According to Article 117 and 118 of the Contract Law of the PRC, force majeure refers to unforeseeable, unavoidable and insurmountable objective circumstances. Where it is not possible to perform a contract due to force majeure, then, depending on the extent of the force majeure, the performing party shall be partially or wholly excused from liability. Where>unable to perform the contract due to force majeure, the said party must immediately notify the other party in order to reduce the potential losses sustained by the other party, and the said party shall also provide evidence of the force majeure within a reasonable time.Zang Tiewei, a spokesman for the legislative affairs committee of the Standing Committee of the National People's Congress (NPC), expressed on February 10, 2020, that the government has taken measures to prevent and control the outbreak of the Coronavirus to protect public health.

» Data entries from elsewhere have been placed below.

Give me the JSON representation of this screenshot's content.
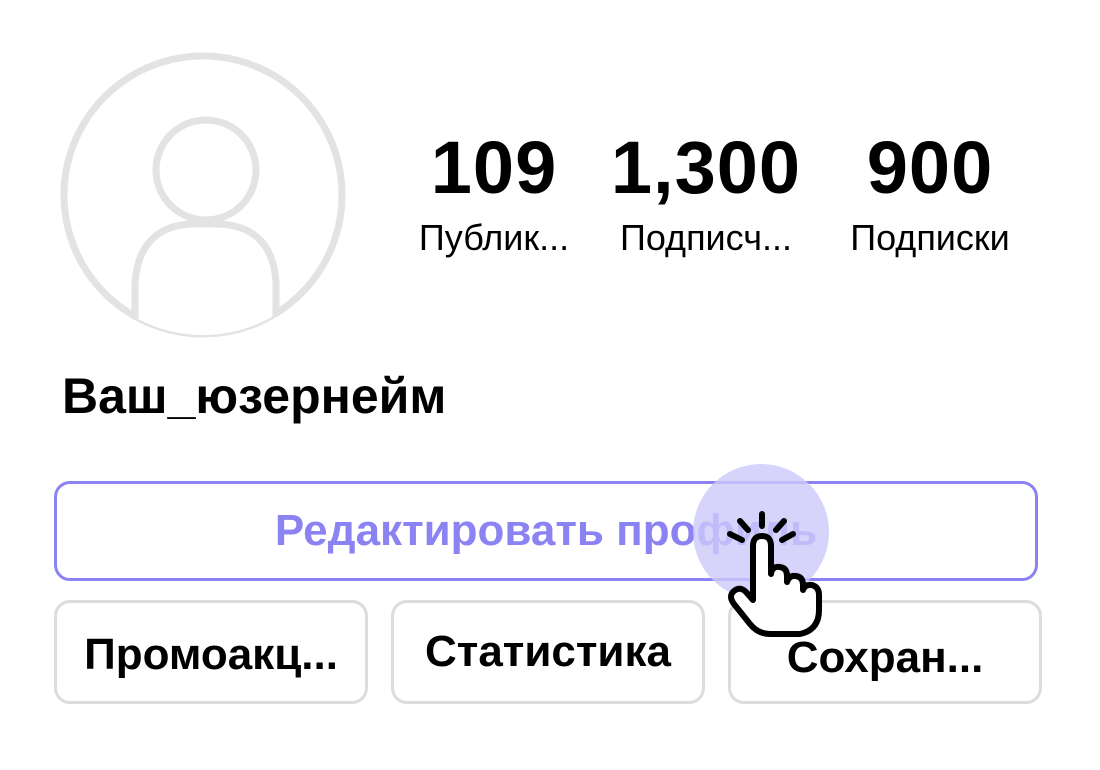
{
  "profile": {
    "avatar_icon": "user-silhouette-icon",
    "username": "Ваш_юзернейм"
  },
  "stats": {
    "posts": {
      "value": "109",
      "label": "Публик..."
    },
    "followers": {
      "value": "1,300",
      "label": "Подписч..."
    },
    "following": {
      "value": "900",
      "label": "Подписки"
    }
  },
  "actions": {
    "edit_profile_label": "Редактировать профиль",
    "promotions_label": "Промоакц...",
    "statistics_label": "Статистика",
    "saved_label": "Сохран..."
  },
  "pointer": {
    "icon": "hand-pointer-click-icon"
  },
  "colors": {
    "accent": "#8b83f2",
    "highlight": "#cdc9fa",
    "border_gray": "#dcdcdc",
    "avatar_gray": "#e3e3e3"
  }
}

For the parties unable to perform the contract, it is hence understood as an unforeseeable, unavoidable and insurmountable force majeure. Mr. Zang’s words reveal the Chinese authorities’ understanding of whether the outbreak constitutes a force majeure event.

Nevertheless, whether the Coronavirus outbreak event constitutes a force majeure event under the specific contract still needs to be confirmed in combination with relevant facts. For example, if the prevention and control measures taken by the Chinese government to contain the epidemic result in no personnel in the factory to carry out production, it can be considered as force majeure. Having said so, to claim force majeure just because of the outbreak itself it is not sufficient reason to apply as force majeure.

Therefore, even if the scope of force majeure has been expanded due to this present epidemic, it still needs to make a comprehensive judgment about the impact of the epidemic on the time and degree of performance of the contract.


Some solutions in reference to force majeure in Italian and Spanish Law

Although the role of applicable law is greatly reduced when the terms of the contract are clear and complete, the applicable law still may play an important role in interpreting the force majeure clause in the contract or the force majeure doctrine more generally.

The doctrine of force majeure originated in civil law systems. It applies to the non-performance of a contract, irrespective of whether the contract contains a force majeure clause. Nevertheless, there are substantial differences among national laws as to the nature of events that qualify, whether or not extreme impracticability is sufficient, and the nature of relief.

According to both Italian and Spanish Law, the outbreak of coronavirus could constitute force majeure.


Italian Law

Article 1218 of the Civil Code provides that “the debtor who does not exactly render due performance is liable for damages unless he proves that the non-performance or delay was due to impossibility of performance for a cause not imputable to him”. Force majeure is not specifically mentioned and the central concepts are “impossibility” and “cause non imputable.

It is standard doctrine among Italian legal scholars that “impossibility” must be absolute and not relative and the “cause not imputable” must be an event external and beyond the affected party’s control, unforeseeable and unavoidable.

Italian law also distinguishes between performance which has become impossible and performance which is possible but burdensome. Where extraordinary and unforeseeable events render one party's performance under a continuous or periodic contract excessively onerous, that party may dissolve the contract unless the other party offers to modify the contract in an equitable manner (Article 1467, Civil Code).


Spanish Law

Spanish Civil Code contains a specific provision regarding force majeure events. Article 1105 states that: “outside the cases expressly mentioned in the law, and those in which the obligation should require it, no one shall be liable for events which cannot be foreseen or which, being foreseen, should be inevitable”.

These conditions are quite strict and it is required that the performance is impossible. The Spanish Civil Code does not consider the institution of reviewing or canceling a contract on the base of the alteration of circumstances. However, the Spanish Supreme Court normally applies the “rebus sic stantibus doctrine”, which is similar in nature to the frustration of contract or of its purpose.